There's the whole crux of it right there. The independent city system (which did not exist in Virginia until 1871) has been the bane of Richmond and a huge driver in the "we vs they" mentality of the suburban counties eye of distain toward the poorer central city. Rather than relying on regional cooperation and a "rising tide lifting all boats" - regional economics became (and remains to a very real extent) a zero-sum game. Somehow, if the city "wins" (however you define it) the counties somehow lose and vice versa. Factor in inherent old-school racism (and I totally get where Brent is coming from and, as you pointed out, icetera, those old cultural ideologies never went away and have been part of the city/county, black/white divide that has held RVA as a city and a metro back now for generations) and the whole region was set up NOT to work cooperatively in the manner in which a Charlotte/Mecklenburg County can - or (for example) a Seattle/Kings County, WA can or the way a Chicago/Cook County, IL can. Look at the two most successful independent cities in the country - Baltimore and St. Louis. Both were at the time of the 1950 census cities with populations of 949K and 856K respectively, thanks to the large concentration of heavy industry and their places as railway/shipping/transportation hubs and ports of entry. Fast forward to today - the shift away from heavy industry to technology and information - suburbanization and large demographic shifts have seen both cities continue on a downward trend in terms of population - with Baltimore currently at 586K (2020 - with 2021 estimates at 575K) and St. Louis at just under 295K ... precipitous declines in central city populations, even while the metro areas themselves continued to grow at a steady pace. While large population declines have affected many of the northeastern and midwestern Rust Belt cities, it can be argued that the impact is felt greater in the independent cities, which much bear the brunt of the costs of the core city without shared resources that other cities enjoy in a traditional city/county relationship.

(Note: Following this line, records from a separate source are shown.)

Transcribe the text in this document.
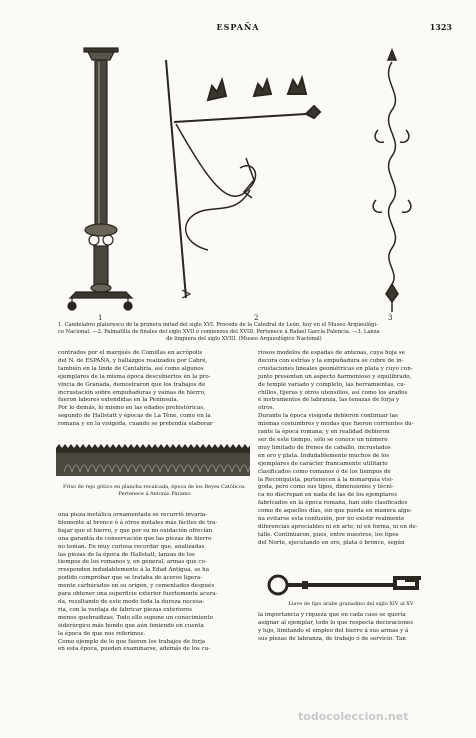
ESPAÑA	1323
1	2	3
1. Candelabro plateresco de la primera mitad del siglo XVI. Procede de la Catedral de León, hoy en el Museo Arqueológi-
co Nacional. —2. Palmatilla de finales del siglo XVII ó comienzos del XVIII. Pertenece á Rafael García Palencia. —3. Lanza
de linguera del siglo XVIII. (Museo Arqueológico Nacional)
contrados por el marqués de Comillas en acrópolis
del N. de ESPAÑA, y hallazgos realizados por Cabré,
también en la linde de Cantabria, así como algunos
ejemplares de la misma época descubiertos en la pro-
vincia de Granada, demostraron que los trabajos de
incrustación sobre empuñaduras y vainas de hierro,
fueron labores extendidas en la Península.
Por lo demás, lo mismo en las edades prehistóricas,
segundo de Hallstatt y épocas de La Tène, como en la
romana y en la visigoda, cuando se pretendía elaborar
Friso de rejo gótico en plancha recalcada, época de los Reyes Católicos. Pertenece á Antonio Páramo
una pieza metálica ornamentada se recurrió invaria-
blemente al bronce ó á otros metales más fáciles de tra-
bajar que el hierro, y que por su no oxidación ofrecían
una garantía de conservación que las piezas de hierro
no tenían. En muy curiosa recordar que, analizadas
las piezas de la época de Hallstatt, lanzas de los
tiempos de los romanos y, en general, armas que co-
rresponden indudablemente á la Edad Antigua, se ha
podido comprobar que se trataba de aceros ligera-
mente carburados en su origen, y cementados después
para obtener una superficie exterior fuertemente acera-
da, resultando de este modo toda la dureza necesa-
ria, con la ventaja de fabricar piezas exteriores
menos quebradizas. Todo ello supone un conocimiento
siderúrgico más hondo que aún teniendo en cuenta
la época de que nos referimos.
Como ejemplo de lo que fueron los trabajos de forja
en esta época, pueden examinarse, además de los cu-
riosos modelos de espadas de antenas, cuya hoja se
decora con estrías y la empuñadura se cubre de in-
crustaciones lineales geométricas en plata y cuyo con-
junto presentan un aspecto harmonioso y equilibrado,
de temple variado y completo, las herramientas, cu-
chillos, tijeras y otros utensilios, así como los arados
é instrumentos de labranza, las tenazas de forja y
otros.
Durante la época visigoda debieron continuar las
mismas costumbres y modas que fueron corrientes du-
rante la época romana; y en realidad debieron
ser de este tiempo, sólo se conoce un número
muy limitado de frenos de caballo, incrustados
en oro y plata. Indudablemente muchos de los
ejemplares de carácter francamente utilitario
clasificados como romanos ó de los tiempos de
la Reconquista, pertenecen á la monarquía visi-
goda, pero como sus tipos, dimensiones y técni-
ca no discrepan en nada de las de los ejemplares
fabricados en la época romana, han sido clasificados
como de aquellos días, sin que pueda en manera algu-
na evitarse esta confusión, por no existir realmente
diferencias apreciables ni en arte, ni en forma, ni en de-
talle. Continuaron, pues, entre nuestros, los tipos
del Norte, ejecutando en oro, plata ó bronce, según
Llave de tipo árabe granadino del siglo XIV al XV
la importancia y riqueza que en cada caso se quería
asignar al ejemplar, todo lo que respecta decoraciones
y lujo, limitando el empleo del hierro á sus armas y á
sus piezas de labranza, de trabajo ó de servicio. Tan
todocoleccion.net
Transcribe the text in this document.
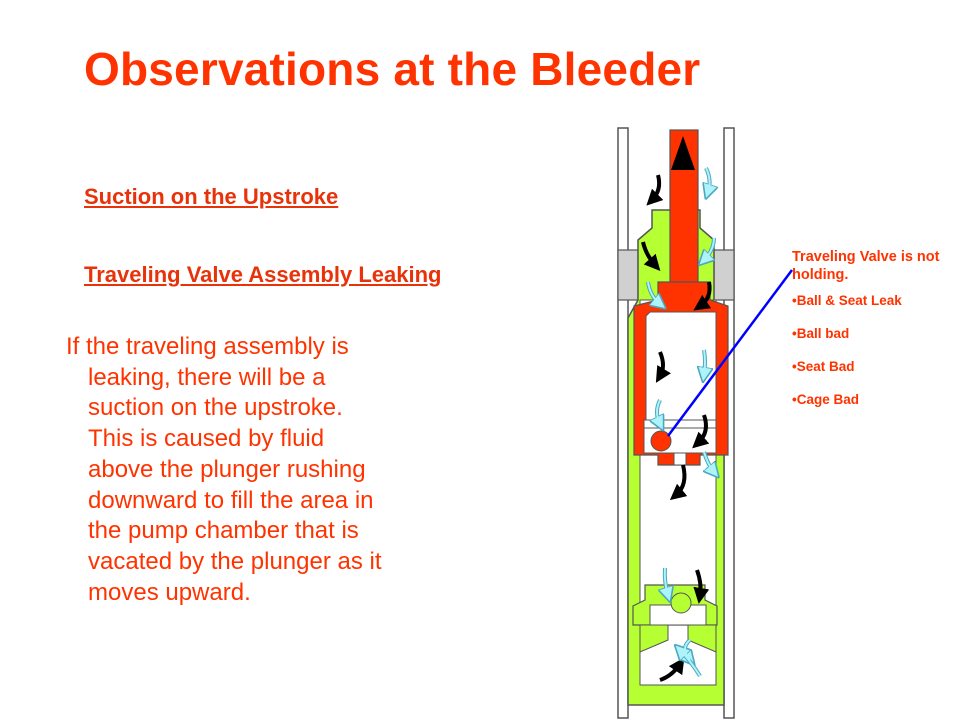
Observations at the Bleeder
Suction on the Upstroke
Traveling Valve Assembly Leaking
If the traveling assembly is
leaking, there will be a
suction on the upstroke.
This is caused by fluid
above the plunger rushing
downward to fill the area in
the pump chamber that is
vacated by the plunger as it
moves upward.
Traveling Valve is not holding.
• Ball & Seat Leak
• Ball bad
• Seat Bad
• Cage Bad
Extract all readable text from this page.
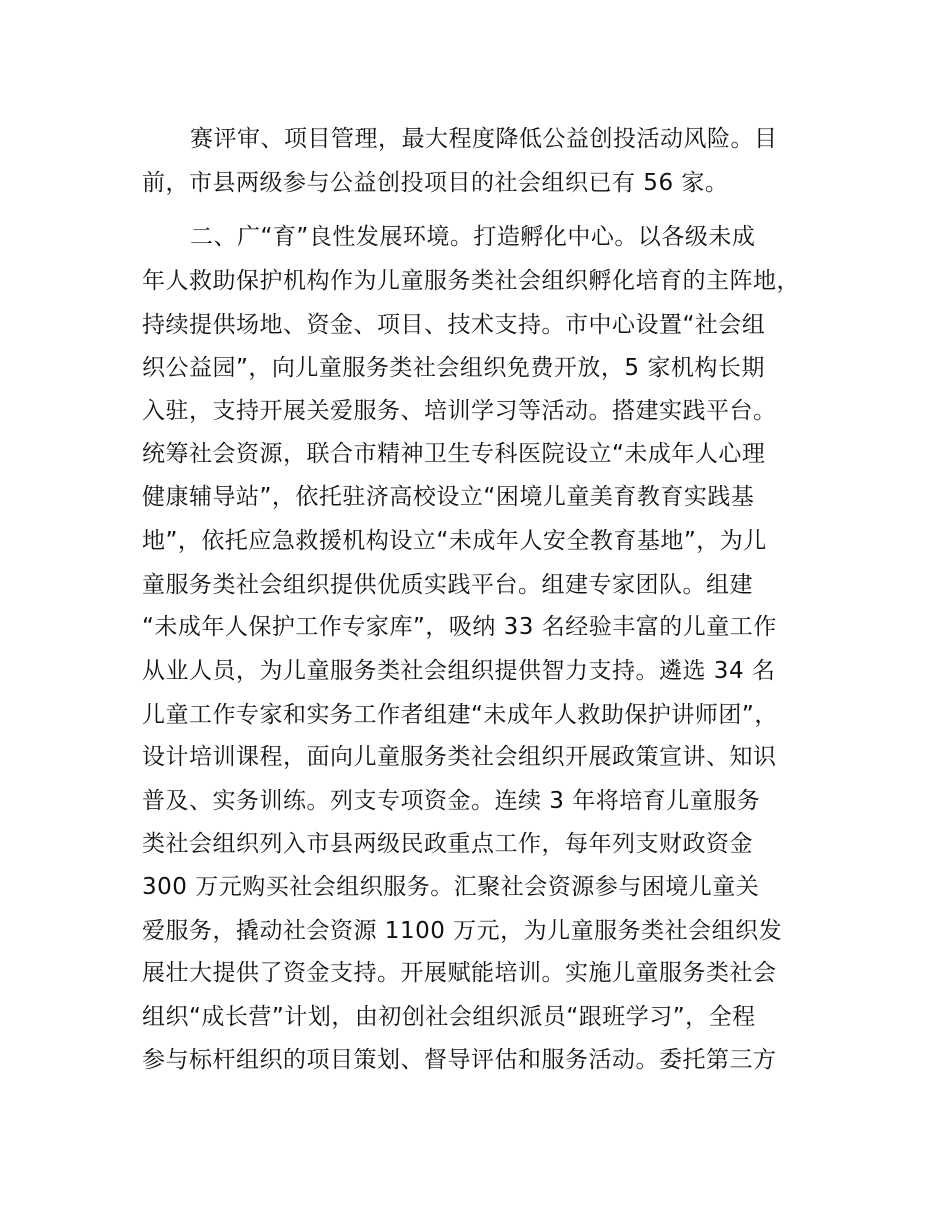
赛评审、项目管理，最大程度降低公益创投活动风险。目
前，市县两级参与公益创投项目的社会组织已有 56 家。
二、广“育”良性发展环境。打造孵化中心。以各级未成
年人救助保护机构作为儿童服务类社会组织孵化培育的主阵地，
持续提供场地、资金、项目、技术支持。市中心设置“社会组
织公益园”，向儿童服务类社会组织免费开放，5 家机构长期
入驻，支持开展关爱服务、培训学习等活动。搭建实践平台。
统筹社会资源，联合市精神卫生专科医院设立“未成年人心理
健康辅导站”，依托驻济高校设立“困境儿童美育教育实践基
地”，依托应急救援机构设立“未成年人安全教育基地”，为儿
童服务类社会组织提供优质实践平台。组建专家团队。组建
“未成年人保护工作专家库”，吸纳 33 名经验丰富的儿童工作
从业人员，为儿童服务类社会组织提供智力支持。遴选 34 名
儿童工作专家和实务工作者组建“未成年人救助保护讲师团”，
设计培训课程，面向儿童服务类社会组织开展政策宣讲、知识
普及、实务训练。列支专项资金。连续 3 年将培育儿童服务
类社会组织列入市县两级民政重点工作，每年列支财政资金
300 万元购买社会组织服务。汇聚社会资源参与困境儿童关
爱服务，撬动社会资源 1100 万元，为儿童服务类社会组织发
展壮大提供了资金支持。开展赋能培训。实施儿童服务类社会
组织“成长营”计划，由初创社会组织派员“跟班学习”，全程
参与标杆组织的项目策划、督导评估和服务活动。委托第三方
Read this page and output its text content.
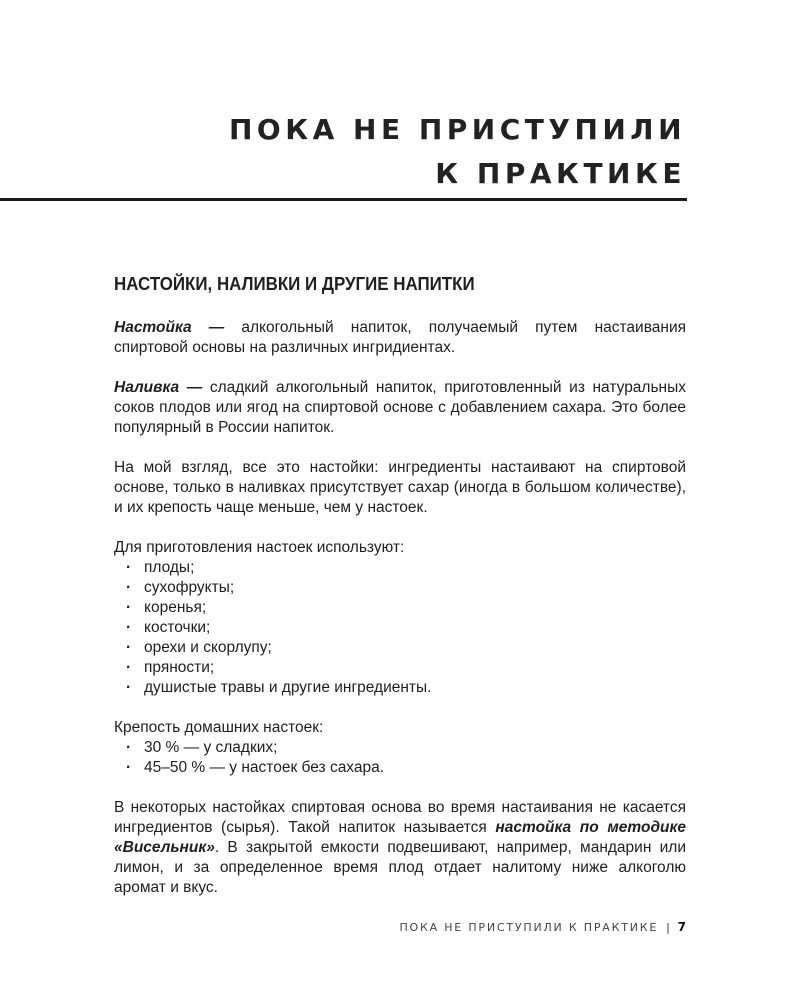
ПОКА НЕ ПРИСТУПИЛИ
К ПРАКТИКЕ
НАСТОЙКИ, НАЛИВКИ И ДРУГИЕ НАПИТКИ

Настойка — алкогольный напиток, получаемый путем настаивания спиртовой основы на различных ингридиентах.

Наливка — сладкий алкогольный напиток, приготовленный из натуральных соков плодов или ягод на спиртовой основе с добавлением сахара. Это более популярный в России напиток.

На мой взгляд, все это настойки: ингредиенты настаивают на спиртовой основе, только в наливках присутствует сахар (иногда в большом количестве), и их крепость чаще меньше, чем у настоек.

Для приготовления настоек используют:

· плоды;
· сухофрукты;
· коренья;
· косточки;
· орехи и скорлупу;
· пряности;
· душистые травы и другие ингредиенты.

Крепость домашних настоек:

· 30 % — у сладких;
· 45–50 % — у настоек без сахара.

В некоторых настойках спиртовая основа во время настаивания не касается ингредиентов (сырья). Такой напиток называется настойка по методике «Висельник». В закрытой емкости подвешивают, например, мандарин или лимон, и за определенное время плод отдает налитому ниже алкоголю аромат и вкус.

ПОКА НЕ ПРИСТУПИЛИ К ПРАКТИКЕ | 7
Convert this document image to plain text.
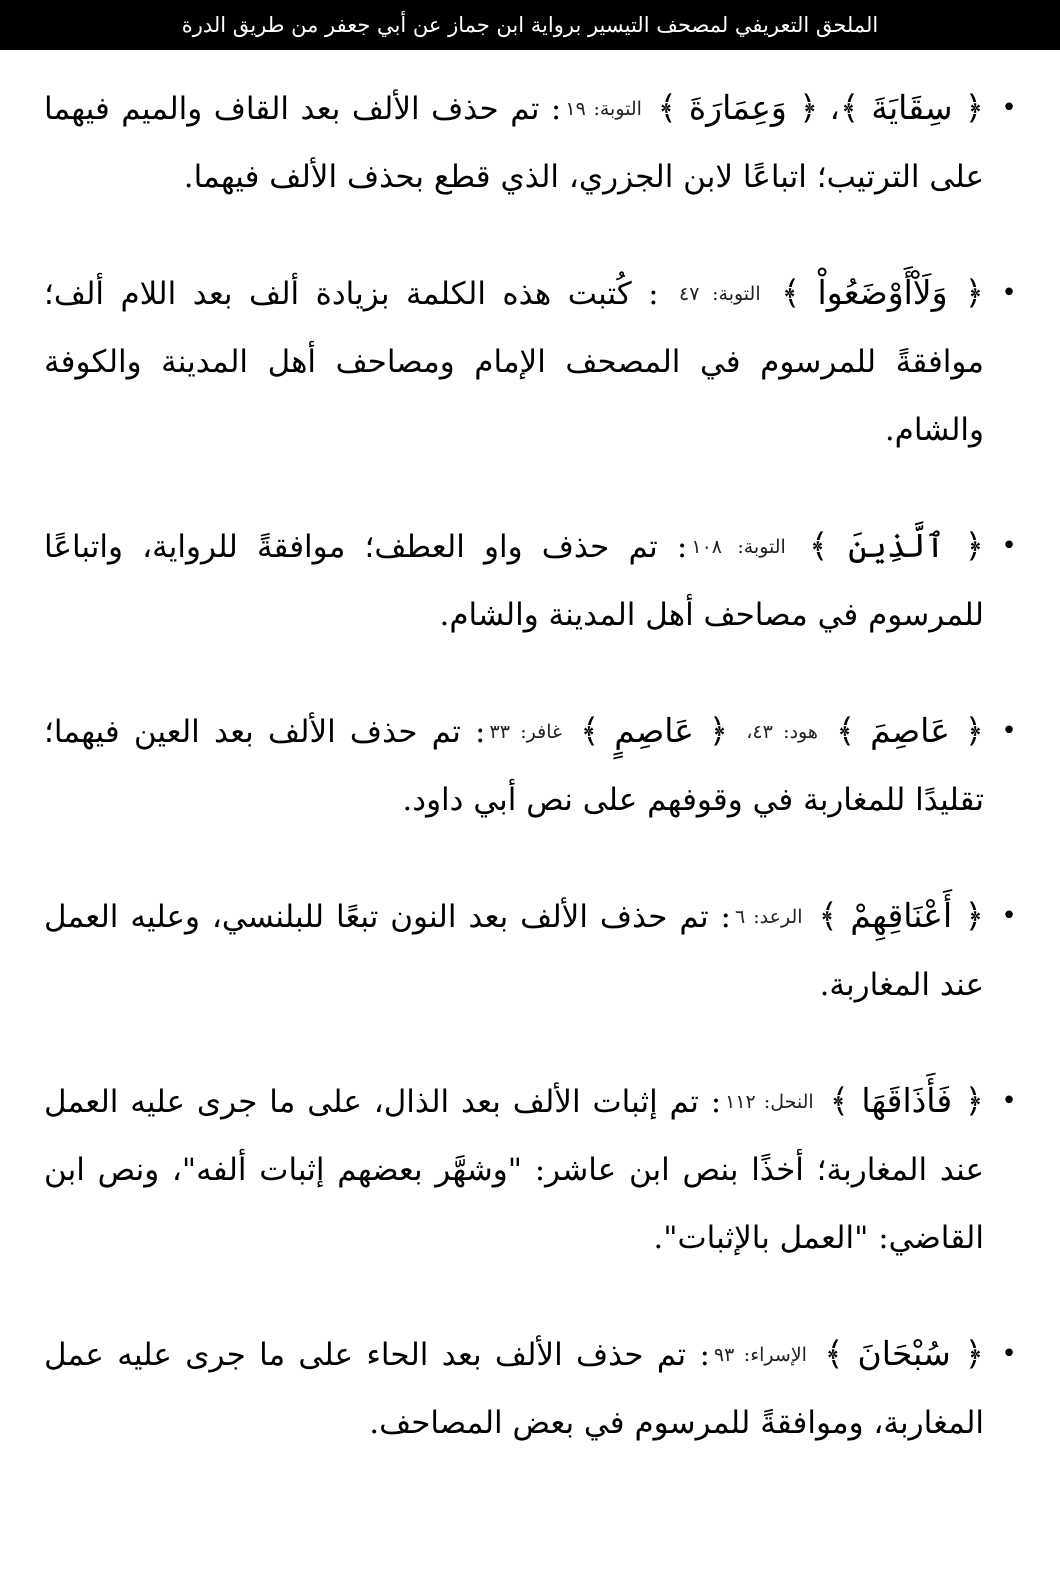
الملحق التعريفي لمصحف التيسير برواية ابن جماز عن أبي جعفر من طريق الدرة

•
﴿ سِقَايَةَ ﴾، ﴿ وَعِمَارَةَ ﴾ التوبة: ١٩: تم حذف الألف بعد القاف والميم فيهما على الترتيب؛ اتباعًا لابن الجزري، الذي قطع بحذف الألف فيهما.

•
﴿ وَلَاْأَوْضَعُواْ ﴾ التوبة: ٤٧ : كُتبت هذه الكلمة بزيادة ألف بعد اللام ألف؛ موافقةً للمرسوم في المصحف الإمام ومصاحف أهل المدينة والكوفة والشام.

•
﴿ ٱلَّذِينَ ﴾ التوبة: ١٠٨: تم حذف واو العطف؛ موافقةً للرواية، واتباعًا للمرسوم في مصاحف أهل المدينة والشام.

•
﴿ عَاصِمَ ﴾ هود: ٤٣، ﴿ عَاصِمٍ ﴾ غافر: ٣٣: تم حذف الألف بعد العين فيهما؛ تقليدًا للمغاربة في وقوفهم على نص أبي داود.

•
﴿ أَعْنَاقِهِمْ ﴾ الرعد: ٦: تم حذف الألف بعد النون تبعًا للبلنسي، وعليه العمل عند المغاربة.

•
﴿ فَأَذَاقَهَا ﴾ النحل: ١١٢: تم إثبات الألف بعد الذال، على ما جرى عليه العمل عند المغاربة؛ أخذًا بنص ابن عاشر: "وشهَّر بعضهم إثبات ألفه"، ونص ابن القاضي: "العمل بالإثبات".

•
﴿ سُبْحَانَ ﴾ الإسراء: ٩٣: تم حذف الألف بعد الحاء على ما جرى عليه عمل المغاربة، وموافقةً للمرسوم في بعض المصاحف.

All of this is to say that the independent city system in place in Virginia since 1871 has been at the core of one of the biggest problematic issues regarding governance, growth, prosperity, etc., within the RVA metro - and has long set the stage for the LACK of regional cooperation in central Virginia -- the kind of cooperation that other fast-growing metro areas across the country have enjoyed and used to foster great success, prosperity and growth.